For years Suu Kyi, 67, refused to travel, even in 1999 when her husband Michael Aris was dying in England, fearing that if she left Myanmar she wouldn’t be allowed to return. It was her first visit to Britain since 1988.
“If we do not get things right this time around, it may be several decades more before a similar opportunity arises again,” she said.
Suu Kyi spoke in the 11th-century Westminster Hall, the oldest part of the Parliament complex. Earlier, she met the heir to the British throne, Prince Charles, and his wife, Camilla, the Duchess of Cornwall, at the couple’s London residence.
Wearing a striped purple longyi, the traditional Burmese sarong, with a white rose tied in her dark hair, she received a standing ovation from lawmakers following her speech.
In 1990, Suu Kyi’s National League for Democracy party won a landslide victory in a vote for an assembly to draft a new constitution. The military ignored the results, a move that drew the condemnation of Western nations and, along with subsequent human rights abuses, triggered economic sanctions.
Myanmar, strategically sandwiched between the world’s two emerging giants, China and India, is rich in natural resources. These include proven reserves of natural gas, mines that are potentially the world’s greatest source of high-quality rubies and jadeite jade.
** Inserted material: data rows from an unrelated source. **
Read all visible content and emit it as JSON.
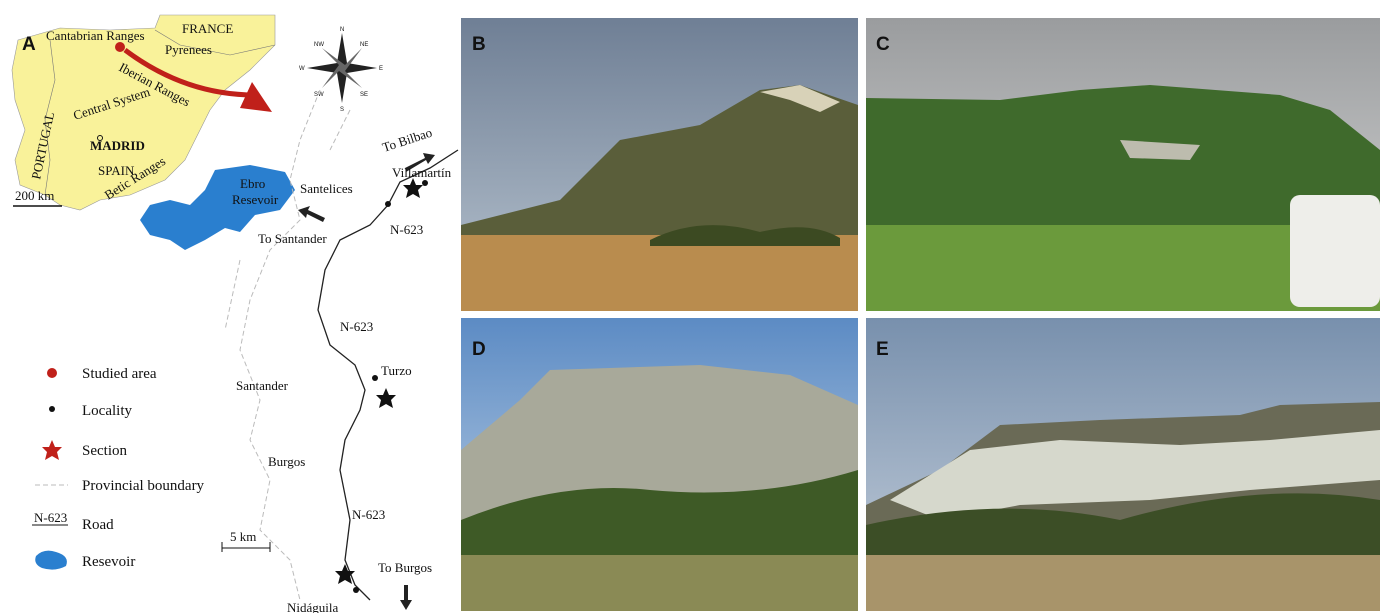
{
  "map": {
    "panel_label": "A",
    "inset": {
      "cantabrian": "Cantabrian Ranges",
      "france": "FRANCE",
      "pyrenees": "Pyrenees",
      "iberian": "Iberian Ranges",
      "portugal": "PORTUGAL",
      "central": "Central System",
      "madrid": "MADRID",
      "spain": "SPAIN",
      "betic": "Betic Ranges",
      "scale": "200 km"
    },
    "compass": {
      "n": "N",
      "ne": "NE",
      "e": "E",
      "se": "SE",
      "s": "S",
      "sw": "SW",
      "w": "W",
      "nw": "NW"
    },
    "reservoir": [
      "Ebro",
      "Resevoir"
    ],
    "places": {
      "santelices": "Santelices",
      "to_bilbao": "To Bilbao",
      "villamartin": "Villamartín",
      "to_santander": "To Santander",
      "turzo": "Turzo",
      "santander": "Santander",
      "burgos": "Burgos",
      "to_burgos": "To Burgos",
      "nidaguila": "Nidáguila"
    },
    "roads": [
      "N-623",
      "N-623",
      "N-623"
    ],
    "scale": "5 km",
    "legend": {
      "studied_area": "Studied area",
      "locality": "Locality",
      "section": "Section",
      "boundary": "Provincial boundary",
      "road_symbol": "N-623",
      "road": "Road",
      "reservoir": "Resevoir"
    }
  },
  "photos": [
    {
      "label": "B"
    },
    {
      "label": "C"
    },
    {
      "label": "D"
    },
    {
      "label": "E"
    }
  ]
}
Suu Kyi, who refers to her country as Burma, says that while Myanmar may one day be open for business, investment should also benefit its people. Short-term gains shouldn’t be allowed to take precedence over “democracy-friendly investment,” she said.
Prime Minister David Cameron said yesterday the U.K. will invest 3 million pounds ($4.7 million) in peace-building work to address continuing violence in Burma, and increase support for education, health care, business and the rule of law.
Cameron visited Suu Kyi in April and announced moves to lift sanctions on the Southeast Asian nation. The U.K. premier has proposed that aid to the country should be linked to democratic development and that a commission should establish guidelines for investing there, according to his office.
“What we want to achieve is that path to democracy,” Cameron told reporters at a joint press conference in London with Suu Kyi yesterday. “That means encouraging them on the road to reform.”
Cameron has invited Myanmar President Thein Sein to visit the U.K. later this year. Suu Kyi said she supported this move. “We don’t want to be shackled by the past,” she said at a news conference ahead of her speech.
Opportunity for Investment
Myanmar’s political opening over the past year has put the nation back on the map for investors. In addition to the EU’s suspension of sanctions, the U.S. said it will lift economic and financial restrictions on certain sectors of Myanmar’s economy and Japan forgave about $3.7 billion of debt.
Two days ago, Suu Kyi received an honorary doctorate from Oxford University in advanced civil law. She had lived in England in the 1980s with her husband, Tibetan scholar Michael and two sons, returning to Myanmar in 1988 when her mother fell ill. She became involved in uprisings against the authorities and was placed under house arrest the following year.